In order to prevent a nuclear Götterdämmerung in time, players will have to complete puzzles at a fairly fast and consistent pace.  The puzzles themselves were on the slightly harder end of the spectrum,  and even though Pa and I were already familiar with some of the code breaking methods in the game, 45 minutes went very quickly. For those who are less familiar with codebreaking, reading through instructions may take a fair bit of time. As the game is linear, we believe that it works better for small groups of maximum 4 people. At the same time, the time limit adds challenge as there is a lot to be done.

Atmosphere wise, Espionage was pretty spartan and some props were bit worn, as Trapt has been running this room for quite some time. However, this did not work detrimentally against the room as it fit the story and setting. Especially in the later game, props were quite in theme. What is in the room matters and there was an absence of red herrings. Noting that, pay attention to what you have to work with. We slipped up and that cost us precious time. In the end, we finished 10 seconds over the time limit and the nuclear nightmare was unleashed on the world. Oh well. On an cool note, it was interesting to see how one of the final elements referenced a real life key Australian spy drama in the Cold War. Because sometimes, reality is more interesting than fiction.

In Trapt we have also played ProhibitionMadhouse (done in partnership with a ghost tour), and the now retired WonderlandBiohazard and Prison Break rooms.

Out of the room


Service: The staff was nice, efficient, and briefing was straightforward and professional. They made us comfortable in the large waiting area before the game.

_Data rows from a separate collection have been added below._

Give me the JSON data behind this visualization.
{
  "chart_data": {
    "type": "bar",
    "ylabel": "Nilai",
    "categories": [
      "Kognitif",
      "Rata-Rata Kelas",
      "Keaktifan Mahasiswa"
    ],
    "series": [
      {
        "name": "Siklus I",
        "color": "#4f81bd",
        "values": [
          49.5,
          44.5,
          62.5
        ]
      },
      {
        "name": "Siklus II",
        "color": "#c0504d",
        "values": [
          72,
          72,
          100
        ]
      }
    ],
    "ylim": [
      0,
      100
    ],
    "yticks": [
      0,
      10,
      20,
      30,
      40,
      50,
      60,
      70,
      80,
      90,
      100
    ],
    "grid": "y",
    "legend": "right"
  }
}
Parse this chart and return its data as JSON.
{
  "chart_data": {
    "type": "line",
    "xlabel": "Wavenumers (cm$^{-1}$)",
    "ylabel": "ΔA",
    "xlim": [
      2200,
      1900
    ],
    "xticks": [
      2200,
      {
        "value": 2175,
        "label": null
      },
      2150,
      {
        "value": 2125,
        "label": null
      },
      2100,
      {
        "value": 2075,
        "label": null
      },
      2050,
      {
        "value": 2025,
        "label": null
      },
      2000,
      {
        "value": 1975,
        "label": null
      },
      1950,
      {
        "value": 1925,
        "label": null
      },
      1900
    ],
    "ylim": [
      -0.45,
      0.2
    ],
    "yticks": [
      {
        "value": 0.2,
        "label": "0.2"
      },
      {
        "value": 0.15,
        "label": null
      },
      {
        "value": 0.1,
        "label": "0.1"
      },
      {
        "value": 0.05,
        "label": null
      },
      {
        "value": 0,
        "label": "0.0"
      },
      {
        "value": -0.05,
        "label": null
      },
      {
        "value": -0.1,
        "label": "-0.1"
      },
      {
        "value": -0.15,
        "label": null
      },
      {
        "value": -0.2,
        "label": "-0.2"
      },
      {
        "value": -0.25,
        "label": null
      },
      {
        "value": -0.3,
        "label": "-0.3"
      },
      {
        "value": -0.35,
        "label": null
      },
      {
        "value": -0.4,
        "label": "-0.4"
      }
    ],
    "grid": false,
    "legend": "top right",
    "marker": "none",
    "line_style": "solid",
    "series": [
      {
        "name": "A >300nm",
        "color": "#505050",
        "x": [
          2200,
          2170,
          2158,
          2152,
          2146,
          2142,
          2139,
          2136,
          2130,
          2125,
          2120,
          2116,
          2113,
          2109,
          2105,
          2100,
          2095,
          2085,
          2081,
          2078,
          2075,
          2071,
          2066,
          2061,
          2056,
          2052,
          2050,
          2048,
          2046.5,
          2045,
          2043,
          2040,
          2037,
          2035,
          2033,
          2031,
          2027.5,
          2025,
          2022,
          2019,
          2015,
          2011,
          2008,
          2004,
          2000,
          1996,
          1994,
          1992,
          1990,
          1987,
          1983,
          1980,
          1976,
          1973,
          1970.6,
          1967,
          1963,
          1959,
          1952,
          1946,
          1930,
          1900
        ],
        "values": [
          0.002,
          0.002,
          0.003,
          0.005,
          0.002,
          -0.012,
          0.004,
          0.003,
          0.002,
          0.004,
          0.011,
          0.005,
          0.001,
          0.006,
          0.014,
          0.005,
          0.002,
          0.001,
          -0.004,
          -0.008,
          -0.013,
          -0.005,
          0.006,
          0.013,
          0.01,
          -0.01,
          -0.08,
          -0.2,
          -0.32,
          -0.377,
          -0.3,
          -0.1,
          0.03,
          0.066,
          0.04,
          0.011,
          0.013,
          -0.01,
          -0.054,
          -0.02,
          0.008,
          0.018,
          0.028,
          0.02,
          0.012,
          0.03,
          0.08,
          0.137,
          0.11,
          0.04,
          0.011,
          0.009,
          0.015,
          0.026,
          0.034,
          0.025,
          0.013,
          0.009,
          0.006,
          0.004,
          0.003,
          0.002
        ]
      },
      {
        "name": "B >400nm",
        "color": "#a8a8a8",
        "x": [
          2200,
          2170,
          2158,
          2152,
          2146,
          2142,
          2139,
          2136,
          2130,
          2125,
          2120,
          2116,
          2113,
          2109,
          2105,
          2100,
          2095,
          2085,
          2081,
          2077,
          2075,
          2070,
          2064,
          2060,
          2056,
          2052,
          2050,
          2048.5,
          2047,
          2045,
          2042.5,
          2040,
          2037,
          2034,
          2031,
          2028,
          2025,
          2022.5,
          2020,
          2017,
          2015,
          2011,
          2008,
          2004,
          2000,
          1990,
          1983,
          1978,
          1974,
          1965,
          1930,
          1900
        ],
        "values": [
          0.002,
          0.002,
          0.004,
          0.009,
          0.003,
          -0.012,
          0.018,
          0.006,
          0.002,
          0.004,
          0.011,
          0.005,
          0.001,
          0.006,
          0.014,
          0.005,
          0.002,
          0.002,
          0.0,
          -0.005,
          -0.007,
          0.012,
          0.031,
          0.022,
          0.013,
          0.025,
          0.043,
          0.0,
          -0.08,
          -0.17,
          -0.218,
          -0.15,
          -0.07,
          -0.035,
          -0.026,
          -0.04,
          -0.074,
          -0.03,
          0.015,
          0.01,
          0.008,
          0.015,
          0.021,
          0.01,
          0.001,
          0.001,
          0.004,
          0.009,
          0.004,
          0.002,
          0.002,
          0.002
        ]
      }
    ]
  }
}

There are lockers for personal belongings. As Trapt is also a bar, they can prepare a drink afterwards (or before…). We recommend booking rooms before or after happy-hour time, when the bar area gets quite quite busy.

Communication: A walkie-talkie radio is provided to facilitate communications with the staff. You request a hint through the radio and staff will send a message through a screen.

Surroundings: Trapt is located in the Melbourne CBD. It is easily accessible by tram and within walking distance of the major train stations there. It is also very easy to find good food around the area. There is a nice burger place and a some asian restaurants on the same block.